Il n'est pas si fréquent de voir des courts métrages réussir leur incursion dans le cinéma de genre. Moin Hussain s'y essaye avec délectation, lançant le spectateur sur la (fausse) piste d'un cinéma social si fréquent dans le cinéma britannique pour nous emmener à la frontière d'une horreur poisseuse et terrifiante. On aime la manière magistrale dont le réalisme se teinte peu à peu de trouble, puis de fantastique, avant d'exploser en une angoisse incontrôlable.

Selva de Sofía Quirós Ubeda (Costa Rica)

Oeuvre sensorielle et fantomatique à la beauté sidérante, Selva intrigue par sa sensibilité et son épure. Sur la fatalité des départs et des séparations, Sofía Quirós Ubeda tisse un récit lumineux et doux dans lequel même la nostalgie a quelque chose de joyeux. Il faut accepter de lâcher prise devant cette histoire qui nous parvient depuis les origines du monde, transcendant l'espace et le temps pour nous parler de l'essence même de l'Humanité.

Tesla lumière mondiale de Matthew Rankin (Canada)

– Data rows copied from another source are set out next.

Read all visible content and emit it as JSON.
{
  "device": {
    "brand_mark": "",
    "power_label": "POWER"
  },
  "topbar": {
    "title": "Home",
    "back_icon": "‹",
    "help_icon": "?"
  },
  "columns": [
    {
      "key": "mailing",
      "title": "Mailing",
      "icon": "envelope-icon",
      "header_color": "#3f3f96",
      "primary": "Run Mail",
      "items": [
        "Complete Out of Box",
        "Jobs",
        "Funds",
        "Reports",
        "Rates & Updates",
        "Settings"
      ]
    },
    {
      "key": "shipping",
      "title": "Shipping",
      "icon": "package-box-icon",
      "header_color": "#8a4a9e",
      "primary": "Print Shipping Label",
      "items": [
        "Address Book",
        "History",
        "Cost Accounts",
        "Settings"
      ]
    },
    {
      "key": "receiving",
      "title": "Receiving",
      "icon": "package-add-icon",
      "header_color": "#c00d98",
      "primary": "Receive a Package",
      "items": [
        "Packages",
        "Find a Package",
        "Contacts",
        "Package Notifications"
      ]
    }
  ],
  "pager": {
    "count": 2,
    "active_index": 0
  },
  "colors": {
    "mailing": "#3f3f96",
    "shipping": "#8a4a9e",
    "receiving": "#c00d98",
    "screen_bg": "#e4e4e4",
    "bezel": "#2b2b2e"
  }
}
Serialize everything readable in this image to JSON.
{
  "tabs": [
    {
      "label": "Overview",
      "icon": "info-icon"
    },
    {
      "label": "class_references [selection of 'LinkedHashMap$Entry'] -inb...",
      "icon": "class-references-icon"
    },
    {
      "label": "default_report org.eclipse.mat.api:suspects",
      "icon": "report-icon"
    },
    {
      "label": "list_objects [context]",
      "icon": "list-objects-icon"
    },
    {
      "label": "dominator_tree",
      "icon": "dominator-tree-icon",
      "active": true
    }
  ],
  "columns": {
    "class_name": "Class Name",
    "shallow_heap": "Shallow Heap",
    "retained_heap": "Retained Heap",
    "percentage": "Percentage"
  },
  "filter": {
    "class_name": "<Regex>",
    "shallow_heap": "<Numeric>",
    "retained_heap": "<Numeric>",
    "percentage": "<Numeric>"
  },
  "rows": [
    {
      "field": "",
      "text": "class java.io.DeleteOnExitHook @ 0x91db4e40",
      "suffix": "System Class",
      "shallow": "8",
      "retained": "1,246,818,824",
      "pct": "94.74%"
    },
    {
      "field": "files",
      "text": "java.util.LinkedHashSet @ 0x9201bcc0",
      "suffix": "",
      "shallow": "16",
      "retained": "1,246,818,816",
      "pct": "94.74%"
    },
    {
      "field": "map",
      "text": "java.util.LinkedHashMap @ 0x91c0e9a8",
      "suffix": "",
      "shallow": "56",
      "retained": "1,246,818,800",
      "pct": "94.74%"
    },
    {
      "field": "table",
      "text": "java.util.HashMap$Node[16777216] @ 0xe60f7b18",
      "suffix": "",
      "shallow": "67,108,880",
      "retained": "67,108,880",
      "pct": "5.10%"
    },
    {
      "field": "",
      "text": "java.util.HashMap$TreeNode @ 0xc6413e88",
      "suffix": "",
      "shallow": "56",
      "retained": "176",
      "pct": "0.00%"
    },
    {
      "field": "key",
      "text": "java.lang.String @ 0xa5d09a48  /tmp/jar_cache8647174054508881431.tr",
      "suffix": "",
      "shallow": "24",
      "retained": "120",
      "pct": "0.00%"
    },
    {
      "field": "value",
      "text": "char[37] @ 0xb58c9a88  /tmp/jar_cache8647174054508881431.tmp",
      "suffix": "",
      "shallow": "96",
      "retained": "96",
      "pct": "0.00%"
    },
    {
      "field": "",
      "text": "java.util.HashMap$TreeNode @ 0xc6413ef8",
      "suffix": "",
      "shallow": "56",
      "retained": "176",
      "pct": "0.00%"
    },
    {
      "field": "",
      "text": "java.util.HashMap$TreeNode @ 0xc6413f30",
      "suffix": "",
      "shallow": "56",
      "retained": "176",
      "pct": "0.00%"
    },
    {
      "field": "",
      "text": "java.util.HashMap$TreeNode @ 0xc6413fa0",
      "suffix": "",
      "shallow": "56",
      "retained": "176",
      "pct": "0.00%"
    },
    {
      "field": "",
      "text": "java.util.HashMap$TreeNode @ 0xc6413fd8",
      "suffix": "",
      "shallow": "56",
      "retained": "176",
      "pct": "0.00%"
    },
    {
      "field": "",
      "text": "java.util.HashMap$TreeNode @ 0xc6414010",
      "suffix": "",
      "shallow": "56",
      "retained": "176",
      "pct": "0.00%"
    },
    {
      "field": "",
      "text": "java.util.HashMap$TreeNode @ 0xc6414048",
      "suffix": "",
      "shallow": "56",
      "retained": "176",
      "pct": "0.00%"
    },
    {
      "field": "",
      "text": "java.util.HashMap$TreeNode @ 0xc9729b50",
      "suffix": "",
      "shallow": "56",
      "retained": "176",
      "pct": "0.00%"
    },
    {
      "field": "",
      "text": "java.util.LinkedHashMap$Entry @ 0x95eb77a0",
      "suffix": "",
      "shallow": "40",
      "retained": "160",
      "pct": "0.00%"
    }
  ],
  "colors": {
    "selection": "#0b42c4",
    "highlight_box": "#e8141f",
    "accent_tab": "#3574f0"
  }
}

Probablement n'avez-vous jamais vu un film comme Tesla lumière mondiale, que l'on pourrait qualifier de quasi biopic du scientifique Nicolas Tesla, mais traité avec une audace folle, entre hommage au cinéma d'avant garde et expérimentation pyrotechnique. C'est en apparence déconcertant, voire complètement délirant, et pourtant tout est parfaitement maîtrisé, visuellement passionnant, et surtout en exacte résonance avec certains épisodes de l'existence de Tesla.

Toutes les poupées ne pleurent pas de Frédérick Tremblay (Canada)

Toutes les poupées ne pleurent pas laisse le spectateur dans un état de sidération difficilement descriptible. On est à la fois ébahi par l'expressivité des marionnettes qui sont au cœur du récit, frappé par l'intelligence de la mise en abîme (le film montre dans une grande épure, en prise de son direct, et sans musique, le tournage d'un film en stop-motion par un couple - également de marionnettes - qui ne se croise jamais) et émerveillé par la précision de la mise en scène à la fois au niveau du film dans le film (choix des plans, mouvements minuscules pour animer les marionnettes, magie de la succession de plans fixes qui recrée une histoire) et dans le récit qui effectue le même travail avec une force dramatique décuplée. On est face à du grand art de l'animation, mais aussi devant une oeuvre solide, qui suggère et propose plusieurs niveaux de lecture sans jamais rien asséner, et fait naître de ses êtres pourtant inanimés des fulgurances existentielles déchirantes.

Vilaine fille de Ayce Kartal (Turquie)

Délicat récit à la première personne d'une petite fille ayant subi une agression, Vilaine fille met son animation libre et inventive au service du sujet sensible des viols collectifs d'enfants en Turquie. Plus on avance dans le récit, plus la légèreté du ton et de l'image renforce l'effroi qui saisit le spectateur, cueilli presque par surprise par une puissance émotionnelle sèche, dénuée de tout pathos, et d'autant plus violente.